Katar Ameryki
Gujana to Katar Ameryki. Ściąga biznes, ma wrogów. 2024 rok może należeć do niej
Gujana to mniej niż 70 proc. Polski – pod względem obszaru. A mieszka w tym kraju tylu ludzi, co w Krakowie. Wciśnięte między Wenezuelę, Surinam i Brazylię państwo jeszcze całkiem niedawno było regionalnym biegunem biedy – na początku lat 90. prawie połowa jego ludności żyła poniżej progu ubóstwa. A dziś Gujana jest na dobrej drodze, aby stać się południowoamerykańskim Katarem.

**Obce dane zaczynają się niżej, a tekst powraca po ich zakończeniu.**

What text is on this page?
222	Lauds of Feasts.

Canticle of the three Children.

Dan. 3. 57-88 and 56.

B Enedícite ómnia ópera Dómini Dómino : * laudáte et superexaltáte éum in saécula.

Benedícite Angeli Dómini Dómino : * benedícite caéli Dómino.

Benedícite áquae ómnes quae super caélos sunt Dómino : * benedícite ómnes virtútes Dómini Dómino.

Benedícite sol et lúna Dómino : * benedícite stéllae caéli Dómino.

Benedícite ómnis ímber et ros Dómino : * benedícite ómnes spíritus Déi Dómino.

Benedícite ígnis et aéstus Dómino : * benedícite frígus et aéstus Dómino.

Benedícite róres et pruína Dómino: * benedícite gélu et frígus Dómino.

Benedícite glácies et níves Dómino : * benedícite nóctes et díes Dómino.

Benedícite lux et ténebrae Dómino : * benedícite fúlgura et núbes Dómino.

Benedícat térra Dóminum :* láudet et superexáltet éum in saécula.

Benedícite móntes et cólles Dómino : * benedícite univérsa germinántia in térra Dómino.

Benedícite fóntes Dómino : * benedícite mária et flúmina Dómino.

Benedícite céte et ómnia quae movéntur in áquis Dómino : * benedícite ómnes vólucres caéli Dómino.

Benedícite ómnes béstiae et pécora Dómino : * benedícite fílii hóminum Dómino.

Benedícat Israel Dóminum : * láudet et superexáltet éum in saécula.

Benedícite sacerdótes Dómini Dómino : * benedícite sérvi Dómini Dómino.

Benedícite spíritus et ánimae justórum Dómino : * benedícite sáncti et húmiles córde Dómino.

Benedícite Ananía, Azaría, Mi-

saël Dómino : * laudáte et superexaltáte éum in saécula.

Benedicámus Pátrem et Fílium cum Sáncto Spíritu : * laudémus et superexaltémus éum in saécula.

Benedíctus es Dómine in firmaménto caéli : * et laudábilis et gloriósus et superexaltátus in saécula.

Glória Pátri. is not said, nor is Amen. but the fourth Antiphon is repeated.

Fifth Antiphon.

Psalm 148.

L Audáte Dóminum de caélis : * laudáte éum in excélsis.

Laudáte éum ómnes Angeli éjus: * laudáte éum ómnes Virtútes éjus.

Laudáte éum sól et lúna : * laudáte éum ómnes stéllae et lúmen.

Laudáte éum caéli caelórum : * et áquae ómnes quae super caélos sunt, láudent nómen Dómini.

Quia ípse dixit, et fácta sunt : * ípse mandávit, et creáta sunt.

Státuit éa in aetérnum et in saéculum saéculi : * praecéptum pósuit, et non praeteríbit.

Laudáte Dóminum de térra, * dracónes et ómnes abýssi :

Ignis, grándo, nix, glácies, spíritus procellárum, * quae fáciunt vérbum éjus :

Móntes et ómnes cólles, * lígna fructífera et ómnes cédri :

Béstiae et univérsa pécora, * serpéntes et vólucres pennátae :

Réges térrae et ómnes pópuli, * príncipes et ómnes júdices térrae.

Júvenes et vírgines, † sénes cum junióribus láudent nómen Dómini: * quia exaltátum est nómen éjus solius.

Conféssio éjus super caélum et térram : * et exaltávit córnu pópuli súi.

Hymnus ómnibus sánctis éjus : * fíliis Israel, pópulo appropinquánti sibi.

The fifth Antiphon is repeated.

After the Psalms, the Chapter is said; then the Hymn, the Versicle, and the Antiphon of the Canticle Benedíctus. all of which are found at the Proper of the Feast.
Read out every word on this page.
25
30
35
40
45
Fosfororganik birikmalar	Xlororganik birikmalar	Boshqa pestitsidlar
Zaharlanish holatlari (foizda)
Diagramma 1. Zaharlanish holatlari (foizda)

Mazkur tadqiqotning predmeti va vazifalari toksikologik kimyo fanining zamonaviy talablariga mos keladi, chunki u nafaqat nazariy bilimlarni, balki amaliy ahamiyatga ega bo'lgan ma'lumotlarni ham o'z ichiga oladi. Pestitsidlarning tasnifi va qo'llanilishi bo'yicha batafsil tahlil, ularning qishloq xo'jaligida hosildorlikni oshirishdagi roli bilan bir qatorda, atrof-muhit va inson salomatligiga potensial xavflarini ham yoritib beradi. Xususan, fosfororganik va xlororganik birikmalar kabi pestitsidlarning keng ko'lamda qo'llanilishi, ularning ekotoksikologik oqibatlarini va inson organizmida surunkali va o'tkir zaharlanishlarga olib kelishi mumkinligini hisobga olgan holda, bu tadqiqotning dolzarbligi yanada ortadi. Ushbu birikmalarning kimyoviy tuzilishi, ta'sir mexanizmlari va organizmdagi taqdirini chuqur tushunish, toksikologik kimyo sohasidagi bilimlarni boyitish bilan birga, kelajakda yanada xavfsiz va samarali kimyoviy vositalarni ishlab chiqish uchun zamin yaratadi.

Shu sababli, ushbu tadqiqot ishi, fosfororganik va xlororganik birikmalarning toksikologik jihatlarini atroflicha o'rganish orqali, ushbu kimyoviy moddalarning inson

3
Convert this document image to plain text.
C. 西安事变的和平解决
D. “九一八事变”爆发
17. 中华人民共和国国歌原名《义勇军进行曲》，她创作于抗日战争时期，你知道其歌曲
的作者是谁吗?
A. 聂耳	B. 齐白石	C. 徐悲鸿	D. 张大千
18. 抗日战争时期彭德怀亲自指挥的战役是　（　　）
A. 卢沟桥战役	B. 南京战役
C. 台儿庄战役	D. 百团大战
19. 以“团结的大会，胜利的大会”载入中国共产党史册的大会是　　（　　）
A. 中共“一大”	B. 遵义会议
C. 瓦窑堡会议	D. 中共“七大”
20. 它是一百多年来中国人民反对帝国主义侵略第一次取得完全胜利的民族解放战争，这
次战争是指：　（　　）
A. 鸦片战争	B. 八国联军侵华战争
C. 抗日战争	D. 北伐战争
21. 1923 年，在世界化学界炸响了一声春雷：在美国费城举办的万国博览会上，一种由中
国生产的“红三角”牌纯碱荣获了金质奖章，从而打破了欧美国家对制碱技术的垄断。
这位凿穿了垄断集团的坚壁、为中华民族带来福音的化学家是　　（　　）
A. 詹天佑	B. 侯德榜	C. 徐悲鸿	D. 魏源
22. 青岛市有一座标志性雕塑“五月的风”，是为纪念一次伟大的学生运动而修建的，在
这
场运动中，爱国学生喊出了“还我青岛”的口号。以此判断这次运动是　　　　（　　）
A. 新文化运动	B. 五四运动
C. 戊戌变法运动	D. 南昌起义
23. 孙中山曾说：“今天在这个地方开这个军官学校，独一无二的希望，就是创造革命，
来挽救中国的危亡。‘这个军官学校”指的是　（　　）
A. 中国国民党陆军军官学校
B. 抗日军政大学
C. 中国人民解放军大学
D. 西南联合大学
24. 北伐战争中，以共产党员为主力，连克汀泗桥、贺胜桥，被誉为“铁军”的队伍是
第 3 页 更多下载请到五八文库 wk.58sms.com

Koalicja wiertnicza pod przywództwem ExxonMobile, czyli największej naftowej firmy Ameryki, odnalazła u wybrzeży Gujany skarb szacowany na ponad 11 mld baryłek ropy – po dzisiejszej cenie to z grubsza bilion dolarów. A Chevron, amerykański numer 2, kupił w zeszłym miesiącu za 53 mld dol. 30 proc. udziałów w gujańskim znalezisku.
Ów skarb działa więc już jak magnes. Georgetown, stolicę Gujany, łączą kilka razy dziennie bezpośrednie loty z Nowym Jorkiem i Miami. W miejscowym hotelu Marriott pokój dwuosobowy kosztuje 700 dol. za noc, a w ofercie nowych supermarketów znalazły się najlepsze żeberka z Teksasu.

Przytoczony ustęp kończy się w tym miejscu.